The old man's curiosity was rampant, but not free, as when a child wonders why the sky is blue. Every question was just one piece of an End, and that End had its End, too. Every End was circularly related to every Means until the shape had shrunken into a microscopic, invisible point that was itself pointless. A refinement of thought too expensive, like his fine suits. There were sticky, successive strings of intention and causality all bound together, his future becoming one warm, stylish plan woven tight from the plain cloth of life as he had processed it, stripped of all its raw, green verve and devoted to another new ruin. He found them wherever he went (that, he didn't even seem to know, was where he was essentially predestined to End up).   

What drew the grey bear from the coveted privacy and closeness of his cave and woke him from the sleep of his densely academic interest in sociology?

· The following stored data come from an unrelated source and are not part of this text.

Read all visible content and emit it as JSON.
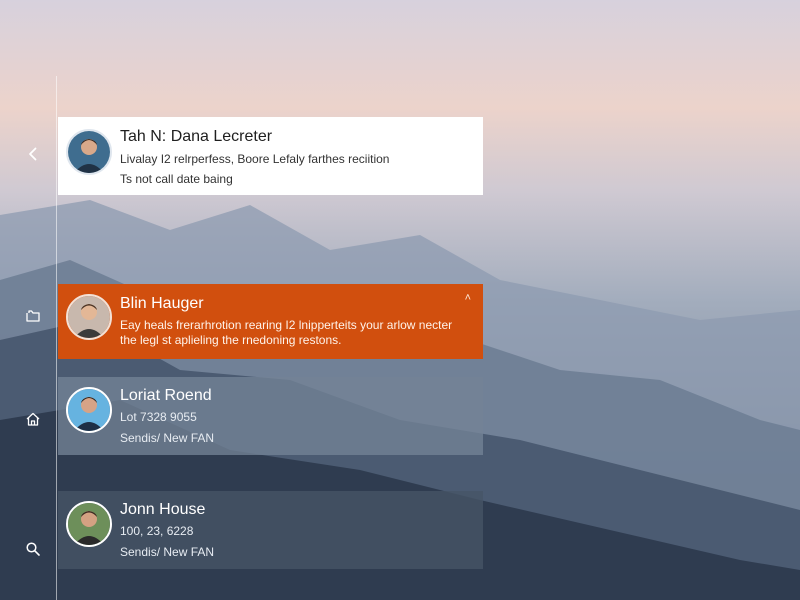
{
  "colors": {
    "accent": "#d14f0e",
    "card_white": "#ffffff",
    "card_slate": "#738396",
    "card_dark": "#465466"
  },
  "rail": {
    "items": [
      {
        "icon": "chevron-left-icon"
      },
      {
        "icon": "folder-icon"
      },
      {
        "icon": "home-icon"
      },
      {
        "icon": "search-icon"
      }
    ]
  },
  "cards": [
    {
      "name": "Tah N: Dana Lecreter",
      "line1": "Livalay I2 relrperfess, Boore Lefaly farthes reciition",
      "line2": "Ts not call date baing",
      "avatar": "avatar-icon"
    },
    {
      "name": "Blin Hauger",
      "line1": "Eay heals frerarhrotion rearing I2 lnipperteits your arlow necter",
      "line2": "the legl st aplieling the rnedoning restons.",
      "close": "˄",
      "avatar": "avatar-icon"
    },
    {
      "name": "Loriat Roend",
      "line1": "Lot 7328 9055",
      "line2": "Sendis/ New FAN",
      "avatar": "avatar-icon"
    },
    {
      "name": "Jonn House",
      "line1": "100, 23, 6228",
      "line2": "Sendis/ New FAN",
      "avatar": "avatar-icon"
    }
  ]
}
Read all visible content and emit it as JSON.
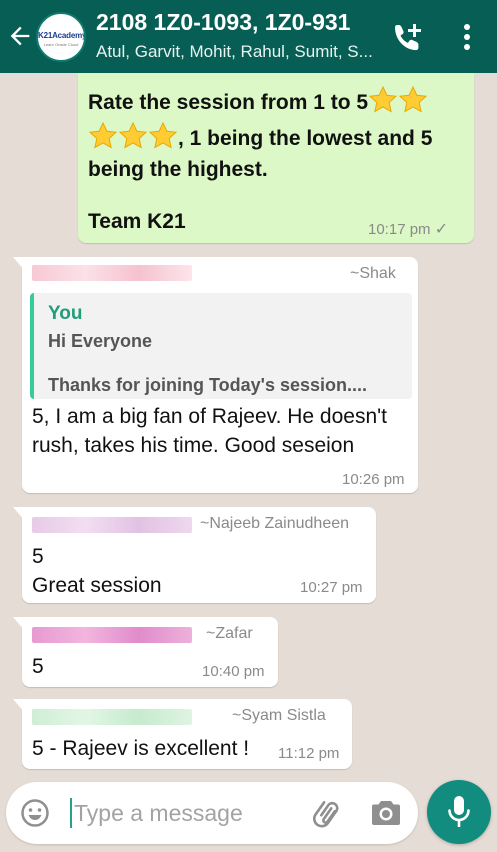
{
  "header": {
    "title": "2108 1Z0-1093, 1Z0-931",
    "members": "Atul, Garvit, Mohit, Rahul, Sumit, S...",
    "avatar_text": "K21Academy",
    "avatar_sub": "Learn Oracle Cloud",
    "back_icon": "back-arrow-icon",
    "call_icon": "add-call-icon",
    "menu_icon": "more-vert-icon"
  },
  "messages": [
    {
      "direction": "out",
      "line1": "Rate the session from 1 to 5",
      "line2": ", 1 being the lowest and 5",
      "line3": "being the highest.",
      "signature": "Team K21",
      "time": "10:17 pm",
      "tick": "✓"
    },
    {
      "direction": "in",
      "sender_name": "~Shak",
      "quote_author": "You",
      "quote_line1": "Hi Everyone",
      "quote_line2": "Thanks for joining Today's session....",
      "line1": "5, I am a big fan of Rajeev. He doesn't",
      "line2": "rush, takes his time.  Good seseion",
      "time": "10:26 pm"
    },
    {
      "direction": "in",
      "sender_name": "~Najeeb Zainudheen",
      "line1": "5",
      "line2": "Great session",
      "time": "10:27 pm"
    },
    {
      "direction": "in",
      "sender_name": "~Zafar",
      "line1": "5",
      "time": "10:40 pm"
    },
    {
      "direction": "in",
      "sender_name": "~Syam Sistla",
      "line1": "5 - Rajeev is excellent !",
      "time": "11:12 pm"
    }
  ],
  "composer": {
    "placeholder": "Type a message",
    "emoji_icon": "emoji-icon",
    "attach_icon": "paperclip-icon",
    "camera_icon": "camera-icon",
    "mic_icon": "mic-icon"
  },
  "colors": {
    "header": "#075e54",
    "outgoing_bubble": "#dcf8c6",
    "incoming_bubble": "#ffffff",
    "chat_background": "#e5ddd5",
    "mic_button": "#128c7e",
    "quote_accent": "#35cd96"
  }
}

Discovery was the old tune he sang, but it was clear, from talking to him, that he spent more time trying to cover up the unsightly things of the earth than anything, pawing up the dirt and grass to cover the shit. Now, getting on a plane and taking off for Philadelphia, that was unheard of for creatures with habits like his. It was like sending a domesticated exotic bird on a safari, the bird wearing all the vestigial glories still born by its wings' undimmed colors.

Keith watched out the window as the plane gained speed and his anus puckered when the tires suddenly lost the ground. Robert's eye seemed to swell in its socket like the belly of an Ethiopian child, with all its sad, explosive threat, before closing on the cabin for the remainder of the flight. Robert could sleep at will, solid proof of his dual citizenship in the countries of life and death.